The leaders of Italy, France, and Spain perhaps do not yet feel desperate enough to break the wall of silence at the level of the European Council. But Greece is now so wretched and distraught that its government has a moral imperative to speak, even to act, out. In the current political scene, only a SYRIZA-led government could do that. This would give Portuguese, Spanish, Italian and, more importantly, French officials the opportunity to change the discourse surrounding Europe’s economic climate. But even if no one follows SYRIZA’s lead in Europe, a SYRIZA government would still have sufficient bargaining power, courtesy of its veto, not only to bring about life-saving changes to the “Greek Program” but also to force the European Union to re-think its systemic crisis and thereby bring about a radically different, systematic treatment.
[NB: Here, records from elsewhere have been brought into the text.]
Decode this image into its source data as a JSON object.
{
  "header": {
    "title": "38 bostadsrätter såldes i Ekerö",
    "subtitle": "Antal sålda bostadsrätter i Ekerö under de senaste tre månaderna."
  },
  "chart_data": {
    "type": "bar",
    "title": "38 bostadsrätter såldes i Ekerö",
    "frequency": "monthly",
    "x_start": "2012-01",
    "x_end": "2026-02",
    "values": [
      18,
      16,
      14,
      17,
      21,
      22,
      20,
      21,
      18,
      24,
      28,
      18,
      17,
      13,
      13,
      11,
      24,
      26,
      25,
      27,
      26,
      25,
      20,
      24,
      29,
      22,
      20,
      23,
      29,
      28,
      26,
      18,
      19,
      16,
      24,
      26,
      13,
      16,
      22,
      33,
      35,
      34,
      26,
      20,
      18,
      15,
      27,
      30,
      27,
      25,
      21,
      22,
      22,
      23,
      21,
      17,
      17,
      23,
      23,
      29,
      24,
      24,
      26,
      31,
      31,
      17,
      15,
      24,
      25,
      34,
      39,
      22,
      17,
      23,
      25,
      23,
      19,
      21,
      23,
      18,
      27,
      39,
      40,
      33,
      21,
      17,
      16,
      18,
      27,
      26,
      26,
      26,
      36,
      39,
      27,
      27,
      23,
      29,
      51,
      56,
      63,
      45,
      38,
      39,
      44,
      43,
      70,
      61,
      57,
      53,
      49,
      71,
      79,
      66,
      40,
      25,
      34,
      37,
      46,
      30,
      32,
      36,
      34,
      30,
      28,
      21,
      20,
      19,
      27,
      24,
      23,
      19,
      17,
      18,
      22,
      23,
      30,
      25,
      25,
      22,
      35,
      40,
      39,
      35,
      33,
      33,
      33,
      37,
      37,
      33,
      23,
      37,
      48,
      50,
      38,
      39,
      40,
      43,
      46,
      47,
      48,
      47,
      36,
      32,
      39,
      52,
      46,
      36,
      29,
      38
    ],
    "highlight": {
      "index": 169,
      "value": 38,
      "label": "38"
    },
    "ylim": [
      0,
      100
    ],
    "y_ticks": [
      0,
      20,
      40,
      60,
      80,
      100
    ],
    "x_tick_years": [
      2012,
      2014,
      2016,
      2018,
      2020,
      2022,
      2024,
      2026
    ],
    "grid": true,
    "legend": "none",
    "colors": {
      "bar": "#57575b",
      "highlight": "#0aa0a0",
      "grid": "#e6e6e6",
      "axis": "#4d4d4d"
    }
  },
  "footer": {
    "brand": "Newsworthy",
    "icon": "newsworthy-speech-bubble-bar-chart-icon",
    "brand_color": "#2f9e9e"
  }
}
SYRIZA may have the opportunity to transform Greece and change the course of European history, but this is a task that makes Odysseus’s journey look like a walk in the park. It will not be easy to take power while remaining faithful to its radical agenda and maintaining its cohesion on the ground. It remains to be seen whether SYRIZA’s leaders can pull off this miracle. I think they can, as long as they do not issue silly promises before the next election, and maintain a truly radical agenda aimed at changing Europe by steadfastly standing their ground, proposing to German, Spanish, Dutch citizens a European agenda that restores the dream of a shared European prosperity.